Lab Product News
News

Collaborations to accelerate drug discovery for personalized medicine


Montreal, QC – Pharma-based consortium CQDM and the Canadian Institutes of Health Research (CIHR), through its institutes of Cancer Research, Genetics and Infection and Immunity, have awarded $1.5 million in funding for two translational projects in personalized medicine, to accelerate drug discovery and drug development. One project will be led by Dr. Henry Krause from the University of Toronto and the other one by Dr. Jeff Wrana from the Lunenfeld-Tanenbaum Research Institute, Mount Sinai Hospital. The two projects will also receive additional in-kind contributions worth $530,000 from the participating SMEs involved – $250,000 from InDanio Bioscience for Dr. Krause’s project, and $155,000 from Encycle Therapeutics and $125,000 from Mount Sinai Hospital Research Services for Dr. Wrana’s project.

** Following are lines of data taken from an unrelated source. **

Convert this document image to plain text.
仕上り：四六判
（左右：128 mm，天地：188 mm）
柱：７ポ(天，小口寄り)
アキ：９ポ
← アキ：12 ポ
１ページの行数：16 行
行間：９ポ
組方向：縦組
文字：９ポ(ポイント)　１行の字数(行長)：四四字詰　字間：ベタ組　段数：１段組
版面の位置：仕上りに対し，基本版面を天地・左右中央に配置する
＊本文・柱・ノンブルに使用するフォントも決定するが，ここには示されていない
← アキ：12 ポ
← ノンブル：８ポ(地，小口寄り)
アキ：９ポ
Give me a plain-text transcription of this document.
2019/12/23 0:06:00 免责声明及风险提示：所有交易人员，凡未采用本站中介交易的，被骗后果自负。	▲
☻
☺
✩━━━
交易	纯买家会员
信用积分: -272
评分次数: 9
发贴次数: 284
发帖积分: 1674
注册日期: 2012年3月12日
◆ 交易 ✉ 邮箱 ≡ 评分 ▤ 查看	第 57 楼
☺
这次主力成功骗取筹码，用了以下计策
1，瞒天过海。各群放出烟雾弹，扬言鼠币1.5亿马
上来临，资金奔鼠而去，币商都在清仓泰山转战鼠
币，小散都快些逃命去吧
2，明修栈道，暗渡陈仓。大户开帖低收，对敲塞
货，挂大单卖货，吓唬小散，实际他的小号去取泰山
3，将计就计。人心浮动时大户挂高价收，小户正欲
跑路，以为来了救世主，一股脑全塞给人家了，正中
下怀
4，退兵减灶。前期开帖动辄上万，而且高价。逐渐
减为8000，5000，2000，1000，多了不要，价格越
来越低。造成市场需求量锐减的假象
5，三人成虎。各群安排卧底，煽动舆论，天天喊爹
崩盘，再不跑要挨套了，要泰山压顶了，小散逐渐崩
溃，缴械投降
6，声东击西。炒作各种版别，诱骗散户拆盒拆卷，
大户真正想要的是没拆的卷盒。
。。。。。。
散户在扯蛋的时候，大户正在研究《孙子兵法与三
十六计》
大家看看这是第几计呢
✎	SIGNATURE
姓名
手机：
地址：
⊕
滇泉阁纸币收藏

While working at developing cutting-edge technologies in personalized medicine in order to bring solutions to the most pressing needs in biopharmaceutical research and healthcare, these research collaborations between academia and SMEs will also benefit from CQDM’s mentorship program which brings industrial support and expertise to the projects and helps better align the research with the needs of the pharmaceutical industry. This also builds on funding of over $234 million made by CIHR and its partners since 2012 in the context of the CIHR Personalized Medicine Signature Initiative.

“These fruitful public-private research collaborations will bring forward innovative technologies, which will in turn accelerate the development of new, safer and more effective drugs for the benefit of patients. This joint program reflects the strengths of its partners: the academic research supported by CIHR and the translational industrial research supported by CQDM,” said Mario Chevrette, vice president, scientific affairs at CQDM. 

Project descriptions:

Zebrafish HTS platforms for nuclear receptor related drug discovery and pathway elucidation: Henry Krause, University of Toronto, Vincent Giguère, McGill University and Jens Tiefenbach, InDanio Bioscience. Drug discovery is a long and expensive process, and many potential drugs discovered by traditional screening using cells in petri dishes fail in late development or after approval due to unforeseen side effects. Dr. Krause’s team has developed a novel drug screening platform that can visualize potential drug activity three-dimensionally in live animal tissues, and can then isolate the active drugs or metabolites from the responding tissues. This transgenic zebrafish platform specifically targets a family of human proteins called nuclear receptors implicated in responding to various hormones. Nuclear receptors, one of the most highly responsive families of proteins for drug targeting, control processes such as metabolism, growth and behaviour, and diseases such as diabetes, Parkinson’s, Alzheimer’s and cancer. The team’s objective is to develop a zebrafish platform spanning the whole panel of the 48 human nuclear receptors as well as 6 epigenetic-regulating cofactors.  Embryos from these fish can be collected by the thousands and screened rapidly against an equal number of drug candidates, an important feature enabling the screening of the large libraries of compounds that pharmaceutical companies have developed. The active compounds cause the fish to glow green, which further facilitates identifying hits. In addition to further testing these compounds for drug potential, Dr. Krause’s team will also use them to identify their target genes and disease pathways.

qTAP, a novel platform for personalized medicine in cancer: Jeff Wrana and Anne-Claude Gingras, Lunenfeld-Tanenbaum Research Institute, Mount Sinai Hospital; Andrei Yudin, University de Toronto; Alexandre Zlotta, Mount Sinai Hospital; Andrew Roughton, Encycle Therapeutics; and Azar Azad from Mount Sinai Hospital Research Services. In the past decade, cancer genomics studies have led to the remarkable revelation that cancer is a much broader and complex disease than initially thought. In parallel, dramatic advances in our ability to design drugs against cancer have created an extensive toolbox of therapeutics. The use of these “targeted” drugs in clinics has met with remarkable successes, but also disappointing failures. Since not all patient tumours are identical, some patients may respond to specific drugs, while others may not. The key, therefore, to enhancing efficacy of anti-cancer drugs is personalized medicine, matching the right patient to the right therapy or again, to pick the right tool to treat each individual patient’s disease. This project proposes to develop qTAP, a transformative diagnostic platform that will provide a global view of an individual patient’s tumour with the goal of identifying the types of drugs which might be most effective at treating their cancer. In addition, and as importantly, this project aims at developing novel classes of drugs that target understudied cancer-causing genes. By using qTAP, Dr. Wrana’s team wishes to enable clinicians to design customized treatments involving optimal drug combinations that will provide patients with a more effective cancer therapy to prevent relapse commonly observed in clinics.